I can’t tell you how delighted I was to read this statement by bell hooks in a recent interview:
“We cannot have a meaningful revolution without humor. Every time we see the left or any group trying to move forward politically in a radical way, when they’re humorless, they fail. Humor is essential to the integrative balance that we need to deal with diversity and difference and the building of community.”
The value of humor is completely overlooked in both revolutionary pedagogy and critical theory – one suspects because revolutionaries and critical theorists don’t like to admit how funny they are. Another reason: and revolutions are often pursued by the kind of people who like to think that if they just explain things hard enough everything will fall in line. But humor is a pure demonstration of the fact that not all things in life are reducible to reason or amenable to politics – and that therefore revolution and theory have their limits.
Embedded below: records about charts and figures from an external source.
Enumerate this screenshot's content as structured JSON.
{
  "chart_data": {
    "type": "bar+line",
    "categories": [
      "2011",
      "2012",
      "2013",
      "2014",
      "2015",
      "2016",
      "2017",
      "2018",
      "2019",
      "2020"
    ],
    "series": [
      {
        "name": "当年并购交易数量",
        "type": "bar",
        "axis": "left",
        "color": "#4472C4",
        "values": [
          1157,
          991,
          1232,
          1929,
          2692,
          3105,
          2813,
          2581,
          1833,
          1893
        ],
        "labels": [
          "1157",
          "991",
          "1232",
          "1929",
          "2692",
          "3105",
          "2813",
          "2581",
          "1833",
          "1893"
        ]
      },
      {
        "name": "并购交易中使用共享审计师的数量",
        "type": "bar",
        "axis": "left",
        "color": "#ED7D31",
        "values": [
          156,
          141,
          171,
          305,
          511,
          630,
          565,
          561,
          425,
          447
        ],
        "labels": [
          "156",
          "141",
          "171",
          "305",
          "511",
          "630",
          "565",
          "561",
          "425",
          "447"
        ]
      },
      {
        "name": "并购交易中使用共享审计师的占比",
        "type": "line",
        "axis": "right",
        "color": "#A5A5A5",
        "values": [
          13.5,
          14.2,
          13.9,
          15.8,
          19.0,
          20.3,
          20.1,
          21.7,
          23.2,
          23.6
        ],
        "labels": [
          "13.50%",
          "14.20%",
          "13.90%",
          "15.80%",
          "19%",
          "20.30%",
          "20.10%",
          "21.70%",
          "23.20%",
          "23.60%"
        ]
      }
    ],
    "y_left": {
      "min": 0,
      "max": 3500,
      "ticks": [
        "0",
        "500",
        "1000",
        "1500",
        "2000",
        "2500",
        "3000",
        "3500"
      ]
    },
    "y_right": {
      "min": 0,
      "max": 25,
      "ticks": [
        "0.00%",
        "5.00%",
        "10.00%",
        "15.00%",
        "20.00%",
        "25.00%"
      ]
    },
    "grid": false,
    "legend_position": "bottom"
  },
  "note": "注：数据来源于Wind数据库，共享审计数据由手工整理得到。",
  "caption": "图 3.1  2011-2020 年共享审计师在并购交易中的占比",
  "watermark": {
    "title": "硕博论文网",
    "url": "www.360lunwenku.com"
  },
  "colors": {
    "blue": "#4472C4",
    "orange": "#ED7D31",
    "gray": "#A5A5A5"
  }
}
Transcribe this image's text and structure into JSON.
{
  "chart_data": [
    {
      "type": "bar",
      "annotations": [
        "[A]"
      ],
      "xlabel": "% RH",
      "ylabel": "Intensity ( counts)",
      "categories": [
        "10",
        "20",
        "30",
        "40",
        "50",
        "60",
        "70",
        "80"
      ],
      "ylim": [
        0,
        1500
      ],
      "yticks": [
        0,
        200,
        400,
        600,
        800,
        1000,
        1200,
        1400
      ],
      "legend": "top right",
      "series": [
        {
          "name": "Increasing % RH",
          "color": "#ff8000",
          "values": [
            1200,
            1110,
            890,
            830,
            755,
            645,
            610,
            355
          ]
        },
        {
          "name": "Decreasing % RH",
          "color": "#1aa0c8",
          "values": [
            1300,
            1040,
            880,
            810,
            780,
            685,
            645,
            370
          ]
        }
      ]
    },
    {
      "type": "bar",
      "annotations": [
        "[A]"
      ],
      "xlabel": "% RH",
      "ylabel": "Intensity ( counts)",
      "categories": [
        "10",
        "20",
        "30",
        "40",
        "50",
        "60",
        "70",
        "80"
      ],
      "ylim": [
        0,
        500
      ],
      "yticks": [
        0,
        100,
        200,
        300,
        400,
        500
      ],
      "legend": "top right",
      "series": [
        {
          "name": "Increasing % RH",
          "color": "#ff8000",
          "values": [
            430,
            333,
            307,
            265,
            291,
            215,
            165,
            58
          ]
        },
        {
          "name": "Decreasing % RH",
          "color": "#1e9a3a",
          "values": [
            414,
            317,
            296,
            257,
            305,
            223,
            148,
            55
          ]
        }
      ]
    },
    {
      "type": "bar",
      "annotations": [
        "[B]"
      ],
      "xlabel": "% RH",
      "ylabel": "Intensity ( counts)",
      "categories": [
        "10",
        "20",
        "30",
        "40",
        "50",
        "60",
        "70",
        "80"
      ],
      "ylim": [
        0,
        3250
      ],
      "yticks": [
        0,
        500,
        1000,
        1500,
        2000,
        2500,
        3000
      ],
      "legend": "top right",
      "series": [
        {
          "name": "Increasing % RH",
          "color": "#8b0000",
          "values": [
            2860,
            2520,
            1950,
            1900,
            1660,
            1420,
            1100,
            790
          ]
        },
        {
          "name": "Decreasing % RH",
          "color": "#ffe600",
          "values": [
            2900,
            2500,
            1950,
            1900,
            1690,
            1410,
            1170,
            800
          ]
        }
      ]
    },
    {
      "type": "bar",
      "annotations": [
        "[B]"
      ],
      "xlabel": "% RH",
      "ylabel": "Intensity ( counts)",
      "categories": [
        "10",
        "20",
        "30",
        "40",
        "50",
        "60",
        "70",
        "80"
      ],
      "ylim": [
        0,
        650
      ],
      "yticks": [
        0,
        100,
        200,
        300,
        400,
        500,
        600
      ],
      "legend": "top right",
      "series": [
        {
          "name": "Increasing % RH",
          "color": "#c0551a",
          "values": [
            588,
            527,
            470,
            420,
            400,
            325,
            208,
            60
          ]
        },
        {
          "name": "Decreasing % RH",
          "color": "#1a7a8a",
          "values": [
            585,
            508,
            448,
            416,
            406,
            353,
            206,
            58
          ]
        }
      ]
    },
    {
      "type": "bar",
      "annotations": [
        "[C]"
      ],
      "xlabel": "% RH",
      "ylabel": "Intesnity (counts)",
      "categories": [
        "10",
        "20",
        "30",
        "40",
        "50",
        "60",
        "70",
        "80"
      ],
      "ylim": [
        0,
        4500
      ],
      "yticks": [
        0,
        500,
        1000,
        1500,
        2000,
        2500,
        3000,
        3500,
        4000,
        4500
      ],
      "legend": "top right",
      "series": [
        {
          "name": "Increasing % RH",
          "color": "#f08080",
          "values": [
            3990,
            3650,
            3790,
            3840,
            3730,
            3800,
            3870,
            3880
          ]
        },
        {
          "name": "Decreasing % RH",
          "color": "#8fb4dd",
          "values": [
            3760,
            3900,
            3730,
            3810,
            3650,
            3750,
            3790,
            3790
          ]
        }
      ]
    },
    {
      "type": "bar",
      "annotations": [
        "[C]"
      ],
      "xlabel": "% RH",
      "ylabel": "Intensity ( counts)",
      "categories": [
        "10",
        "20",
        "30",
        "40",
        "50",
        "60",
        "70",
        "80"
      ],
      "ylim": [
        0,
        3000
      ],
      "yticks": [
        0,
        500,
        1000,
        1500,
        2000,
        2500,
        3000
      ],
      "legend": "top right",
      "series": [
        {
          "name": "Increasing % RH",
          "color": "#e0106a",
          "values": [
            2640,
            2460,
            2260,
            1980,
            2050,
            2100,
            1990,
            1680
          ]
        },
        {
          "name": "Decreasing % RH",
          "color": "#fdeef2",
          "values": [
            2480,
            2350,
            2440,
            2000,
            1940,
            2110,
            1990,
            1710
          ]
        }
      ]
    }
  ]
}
It is often said that intellectuals are the first to be lined up against the wall and shot when the revolution comes – but this is a bit of self-flattery on the part of intellectuals. In fact they are the second group to be lines up and shot, if they’re acknowledged at all. It is comedians that a tyrannical force does away with first, every time.
This is not to say that humor is always good and activism is always bad – as I’ve noted before, even Nazis could tell jokes – but it does indicate that however unfair and unreasonable humor is, we simply cannot advance any closer to a better world without it. It is not a sufficient condition for progress, but it is essential.
Hooks, however, goes even further in this interview, noting that humanization and love are in fact the only engines of social progress – nothing else works. In which case it’s not at all coincidental that a time when we are most inclined to get angry and polarized at the thought that people don’t share our views is also a time when we seem to be able to get the least done.
The whole interview is worth a close reading – and clearly I haven’t been reading enough bell hooks closely.